On the same day Wonga’s chief executive Errol Damelin told an audience at a conference on money banking and finance hosted by Wired magazine in Canary Wharf: “We’d love as serious a regulator as possible to help understand the business, and the more proactively engaged our regulators are the better.”
He’s talking about the Office of Fair Trading (OFT), the same regulators as the ones who earlier in the year threatened tougher compliance checking before sending letters out to each payday lender operating in the UK. He’s also talking about the same OFT who Wonga had to write an open letter to informing them that they had not sent over any “specific information” for them yet.
This is why I support the private members’ bill by Paul Blomfield MP, which gets its second reading this Friday. Left up to the current administration very little would get done to the light-touch regulatory structure over this controversial industry. The outcome of the summit is still more waiting around, regulators sitting on their hands, action to properly address high cost credit not being carried out.
Blomfield’s bill includes measures to set new rules around the affordability of loans, payday loan advertising, debt collection and payment, debt support, and penalties for companies who fail to comply with existing regulator guidance.
The details and strengths of the bill are straightforward. The Financial Conduct Authority (FCA), who take over from the OFT on regulating payday lenders in April 2014, will be able to cap the cost at which a lender can charge you for credit – which at the moment is around £30-35 per every £100 borrowed over a 30 day period – to a reasonable proportion of a borrower’s income.

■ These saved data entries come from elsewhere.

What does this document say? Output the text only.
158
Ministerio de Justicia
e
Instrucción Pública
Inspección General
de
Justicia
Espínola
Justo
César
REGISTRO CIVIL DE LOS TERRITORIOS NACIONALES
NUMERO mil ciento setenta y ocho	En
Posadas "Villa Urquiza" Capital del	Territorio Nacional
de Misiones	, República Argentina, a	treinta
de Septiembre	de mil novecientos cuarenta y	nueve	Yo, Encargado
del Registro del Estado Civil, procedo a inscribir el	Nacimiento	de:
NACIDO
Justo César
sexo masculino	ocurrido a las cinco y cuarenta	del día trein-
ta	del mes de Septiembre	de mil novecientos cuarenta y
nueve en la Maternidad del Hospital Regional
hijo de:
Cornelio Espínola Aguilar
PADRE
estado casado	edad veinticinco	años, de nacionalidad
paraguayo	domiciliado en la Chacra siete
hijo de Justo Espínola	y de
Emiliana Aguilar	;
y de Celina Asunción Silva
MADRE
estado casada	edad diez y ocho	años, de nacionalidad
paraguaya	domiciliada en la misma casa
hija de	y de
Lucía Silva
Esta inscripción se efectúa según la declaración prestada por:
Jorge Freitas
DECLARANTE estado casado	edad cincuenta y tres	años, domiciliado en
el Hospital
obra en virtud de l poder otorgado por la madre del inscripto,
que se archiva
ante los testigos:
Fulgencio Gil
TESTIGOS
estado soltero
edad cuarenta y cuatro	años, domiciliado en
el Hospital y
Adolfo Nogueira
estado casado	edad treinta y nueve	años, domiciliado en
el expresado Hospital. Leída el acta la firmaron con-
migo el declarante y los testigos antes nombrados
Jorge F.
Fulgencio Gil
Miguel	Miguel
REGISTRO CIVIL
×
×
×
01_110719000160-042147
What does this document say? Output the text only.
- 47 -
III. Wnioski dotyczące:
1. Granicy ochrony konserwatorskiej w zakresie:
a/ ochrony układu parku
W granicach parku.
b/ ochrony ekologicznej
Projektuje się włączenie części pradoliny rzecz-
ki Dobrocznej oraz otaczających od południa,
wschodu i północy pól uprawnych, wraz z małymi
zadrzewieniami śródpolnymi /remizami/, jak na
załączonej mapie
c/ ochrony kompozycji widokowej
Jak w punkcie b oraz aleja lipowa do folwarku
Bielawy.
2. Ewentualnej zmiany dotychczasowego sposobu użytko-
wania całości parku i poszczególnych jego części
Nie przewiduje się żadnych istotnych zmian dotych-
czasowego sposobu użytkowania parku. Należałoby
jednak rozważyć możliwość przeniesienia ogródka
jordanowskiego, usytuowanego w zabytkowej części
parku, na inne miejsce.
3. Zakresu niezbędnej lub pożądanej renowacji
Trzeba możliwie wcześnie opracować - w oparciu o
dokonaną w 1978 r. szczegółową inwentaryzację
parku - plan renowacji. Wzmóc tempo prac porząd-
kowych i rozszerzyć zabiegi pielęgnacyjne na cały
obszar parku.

Consider now how unreasonable this cost is today. Let’s say you take out £100 from a payday lender, typically you can end up paying back around £130, provided it’s paid back on time. If you arrange an authorised overdraft of £100 from your bank, for example, you would pay back £101.60, which includes the £100 principle and £1.60 in interest (though many banks allow overdrafts of this cost to be interest or fee-free).
Let’s take another example. If you take out a payday loan of £300 (just above the average £270 which was borrowed in 2012) you would pay back £390 if you paid back on time after 30 days. With a credit union loan of £300 it would cost £4.47 in interest. Paying back £304.47 rather than £390 is a no-brainer.
The other strengths of the bill include setting advertising standards for the industry showing how much you could spend on a loan from a payday lender in pounds and pence, rather than at the annualised percentage rate (APR). Advertising would also have to show a “health warning” sign, to show that it is rarely the best form of credit to apply for in hard times.
The bill also calls for a freeze on all charges when a person with a payday loan misses a payment, the obligation for lenders to signpost free impartial advice on debt, and enforcement powers to be determined, such as compensation, if the details of this Act (if it becomes an Act) are breached.
What Paul Blomfield MP has done in his bill is absolutely necessary. The new FCA regulation was supposed to have teeth but as we find out more of the detail there are already gaps emerging. Furthermore the government, though in principle wanting to tackle predatory lending, are flagging. This bill is a corrective to all that.